1986 World War II wargame

France 1944: The Allied Crusade in Europe is a World War II board wargame published by Victory Games in 1986 that simulates the combat in France and Germany following the breakout of Allied armies from Normandy following D-Day.

==Background==
Following the Allied invasion of Normandy beaches on D-Day, German forces managed to bottle up the Allied advance out of the beachhead, using adept defenses and the bocage hedges of Norman farms to blunt Allied attacks. But in August, a British/Canadian attack and a simultaneous American attack caught the Germans in a pincer. Remaining German forces fled across France back to Germany as the Allies, with lengthening supply line issues, attempted to follow closely.

==Description==
France 1944 is a board wargame for 2 players, where one player controls Allied forces, while the other controls German forces. It is not complex game — Vae Victis rated its complexity as only 2 on a scale of 5 — and is not a large game either, only having 130 counters, a 20-page rulebook and a single 80 x 54 cm hex grid map scaled at 30 km per hex.

===Gameplay===
At the start of each turn, players purchase initiative counters (a maximum of 5 for the Allied player and 3 for the German player) using a limited number of Supply Points. The initiative counters for each player are put into a cup along with an Administrative Phase (AP) counter, and then a counter is pulled from the cup at random. The player whose counter is drawn can activate an HQ counter. The HQ counter indicates how many infantry and armored units it can command to move and attack, as well as its range of effect. Once the player is finished, another initiative counter is drawn from the cup. This cycle continues until all counters have been drawn. This marks the end of the game turn, which represents a month of time. The game ends after nine turns.

If the AP marker is drawn, both players can move reinforcements and replacements onto the map.

===Victory conditions===
The Allied player wins by capturing key towns in France as well as in Germany.

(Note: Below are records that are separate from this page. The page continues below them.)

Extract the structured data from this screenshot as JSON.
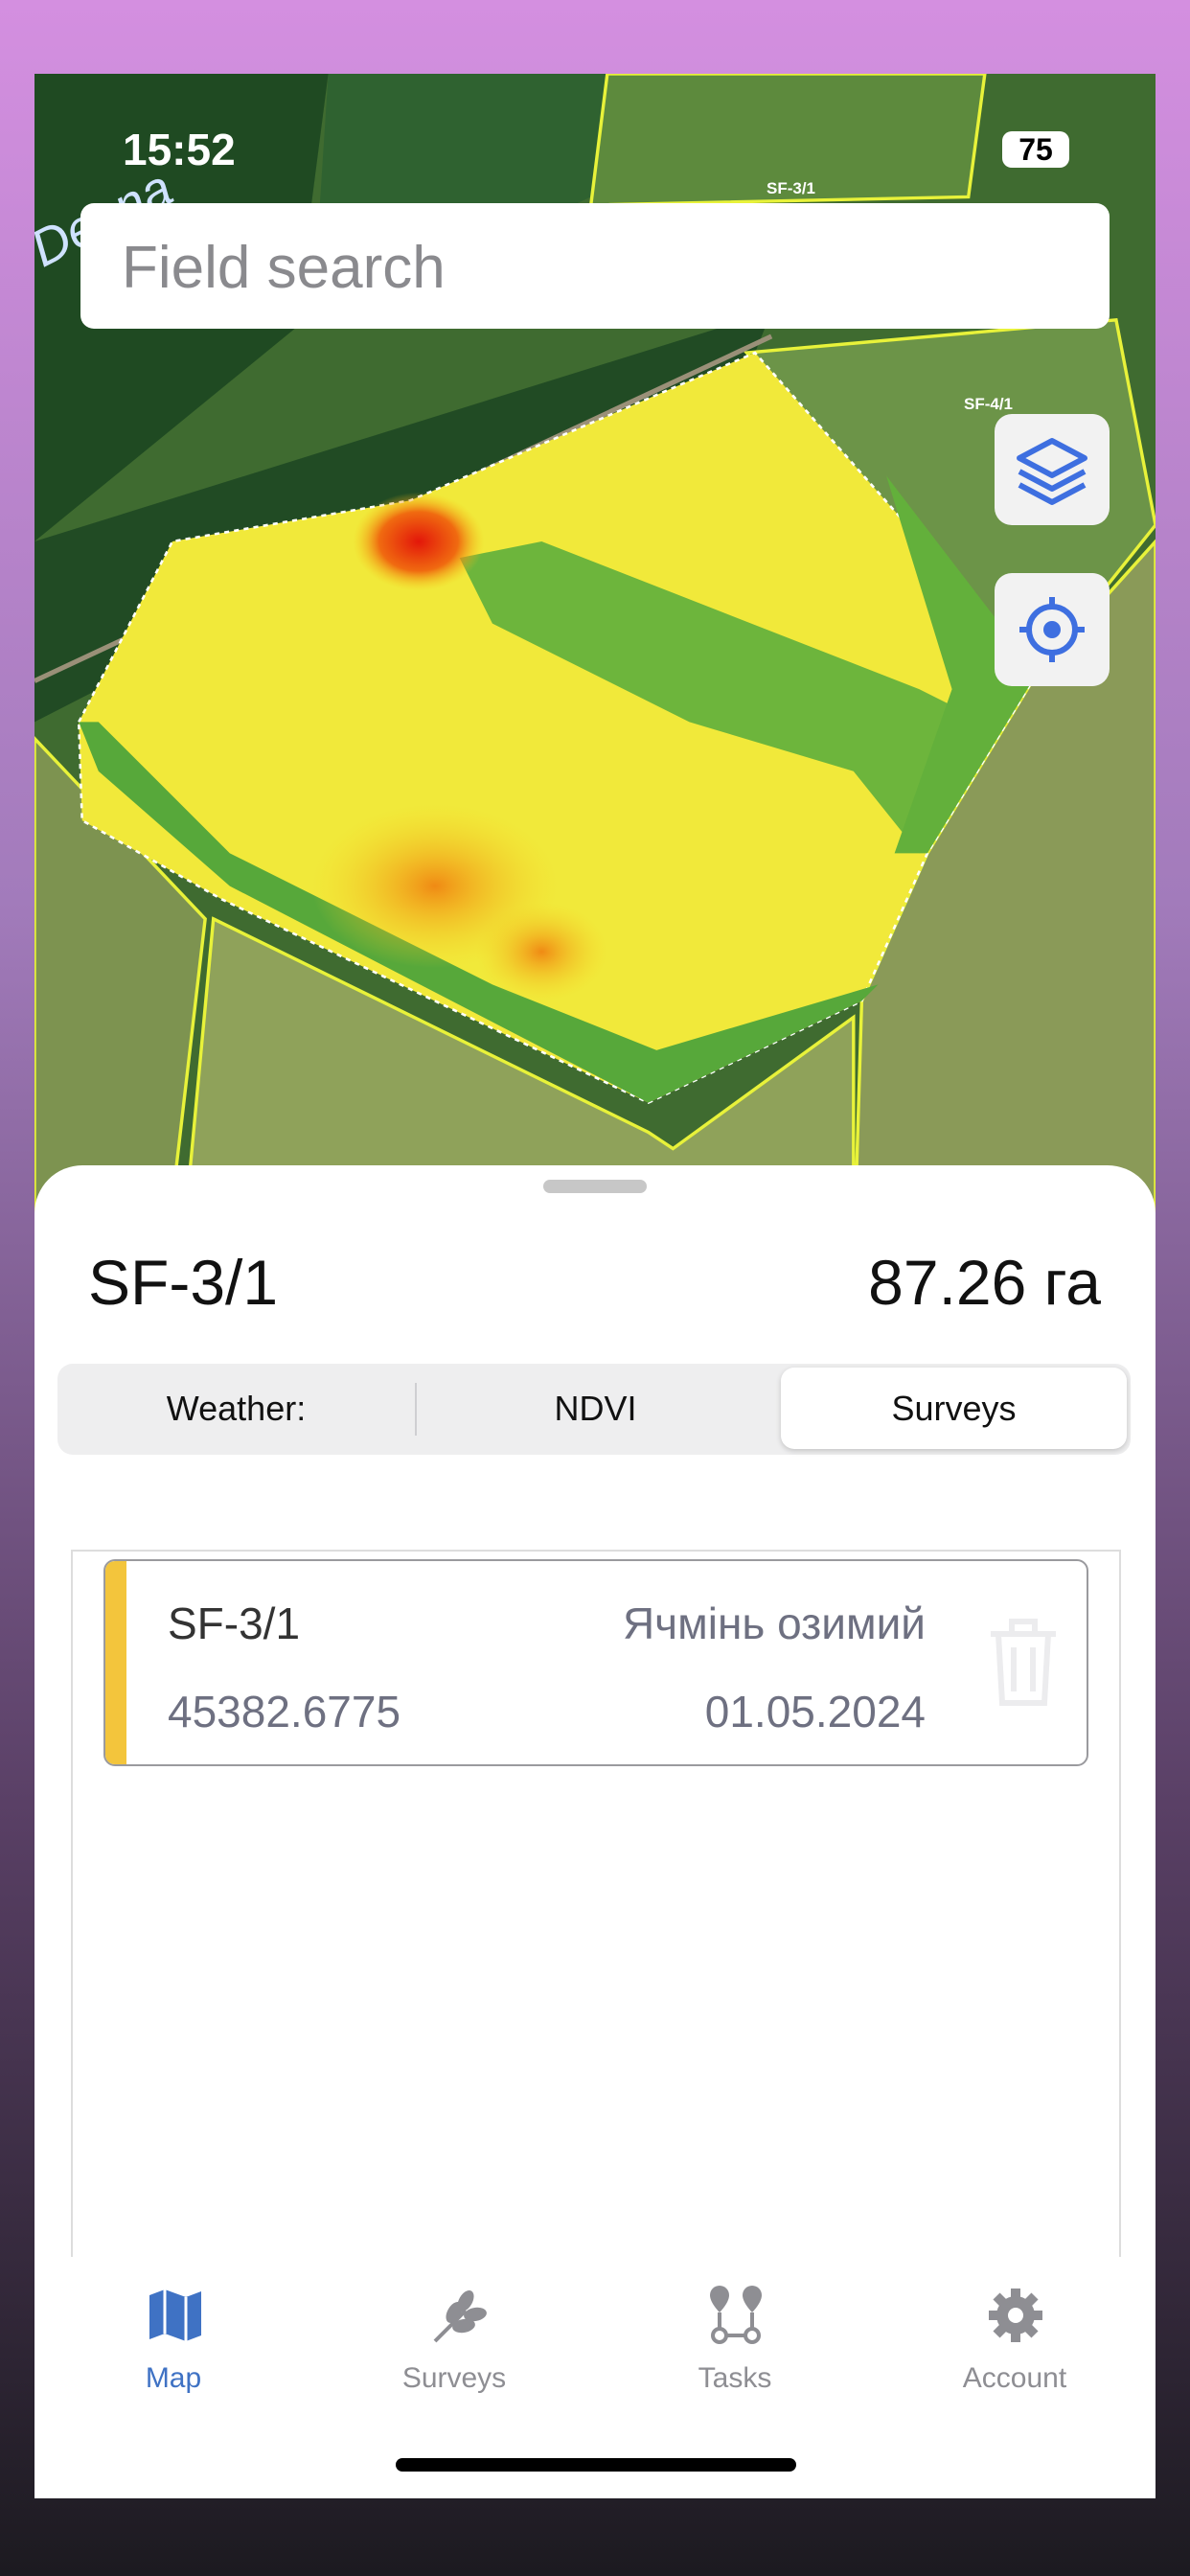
{
  "status_bar": {
    "time": "15:52",
    "battery": "75"
  },
  "map": {
    "labels": [
      "Desna",
      "SF-3/1",
      "SF-4/1"
    ]
  },
  "search": {
    "placeholder": "Field search"
  },
  "field": {
    "name": "SF-3/1",
    "area": "87.26 га"
  },
  "tabs": [
    "Weather:",
    "NDVI",
    "Surveys"
  ],
  "survey_card": {
    "field": "SF-3/1",
    "crop": "Ячмінь озимий",
    "number": "45382.6775",
    "date": "01.05.2024"
  },
  "nav": [
    "Map",
    "Surveys",
    "Tasks",
    "Account"
  ]
}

The German player wins by preventing this.

==Publication history==
After TSR suddenly took over Simulations Publications Inc. (SPI) in 1983, many of SPI's game designers left the company and joined Avalon Hill, which formed a special division, Victory Games, just for them. One of those designers, Mark Herman, created France 1944, which was published in 1986 with artwork by Ted Koller and James Talbot.

Herman brought out a revised "Designer Signature" edition, published by Compass Games in 2020. A linked Eastern Front game called "Russia 1944" has been promised.

==Reception==
In Issue 39 of the French games magazine Casus Belli, Yves Jourdain was excited by this game, writing, "This isn't a wargame — it's a game of ping-pong! The game is incredibly fast-paced; actions and reactions follow one another at a breakneck speed, thanks to an extremely fluid game sequence." Jourdain agreed that the game was unbalanced in favor of the Allies, noting, "The German player will struggle to avoid — at the very least — a marginal Allied victory. An unbalanced game, you ask? Yes, of course; since that imbalance existed in reality, it was bound to be faithfully reflected in the simulation." Jourdain concluded, "It's beautifully designed and visually appealing, doesn't take up much space, and offers a fast, smooth gameplay experience. Bravo, we want more."

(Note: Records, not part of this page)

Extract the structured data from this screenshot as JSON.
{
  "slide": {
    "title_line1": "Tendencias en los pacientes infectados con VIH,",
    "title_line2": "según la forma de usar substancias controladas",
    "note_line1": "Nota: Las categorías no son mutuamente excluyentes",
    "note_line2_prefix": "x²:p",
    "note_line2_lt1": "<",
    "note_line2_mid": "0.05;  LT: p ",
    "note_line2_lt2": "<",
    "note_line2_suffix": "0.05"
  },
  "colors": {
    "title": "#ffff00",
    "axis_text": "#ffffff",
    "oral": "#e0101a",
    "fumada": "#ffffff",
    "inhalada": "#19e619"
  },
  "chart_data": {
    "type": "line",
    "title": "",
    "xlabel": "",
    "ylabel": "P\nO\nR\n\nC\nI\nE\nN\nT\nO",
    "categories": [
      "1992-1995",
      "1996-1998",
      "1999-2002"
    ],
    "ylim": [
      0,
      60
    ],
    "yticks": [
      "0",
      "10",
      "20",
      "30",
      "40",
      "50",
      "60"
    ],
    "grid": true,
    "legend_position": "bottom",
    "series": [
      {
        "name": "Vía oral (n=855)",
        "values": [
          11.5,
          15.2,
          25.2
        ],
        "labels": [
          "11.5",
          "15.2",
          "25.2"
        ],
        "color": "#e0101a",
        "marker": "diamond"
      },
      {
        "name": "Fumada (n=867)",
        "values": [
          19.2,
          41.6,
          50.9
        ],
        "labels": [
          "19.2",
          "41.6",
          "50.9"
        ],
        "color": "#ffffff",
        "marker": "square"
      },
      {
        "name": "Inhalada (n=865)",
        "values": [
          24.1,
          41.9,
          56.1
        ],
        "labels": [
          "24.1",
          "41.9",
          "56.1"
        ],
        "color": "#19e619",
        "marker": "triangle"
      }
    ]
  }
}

In Issue 41 of the French wargame magazine Vae Victis (September–October 2001), Jean-Philippe Liardet and Théophile Monnier compared World War II wargames that covered the war in France in 1944, and despite the fact that France 1944 was 15 years old, called it "The best game at this scale, despite its dated graphics." The pair noted, "The most entertaining rule involves players purchasing activation counters using their supply points; these are then drawn at random to determine who gets to act." Liardet and Monnier concluded by giving the game a rating of 4 out of 5.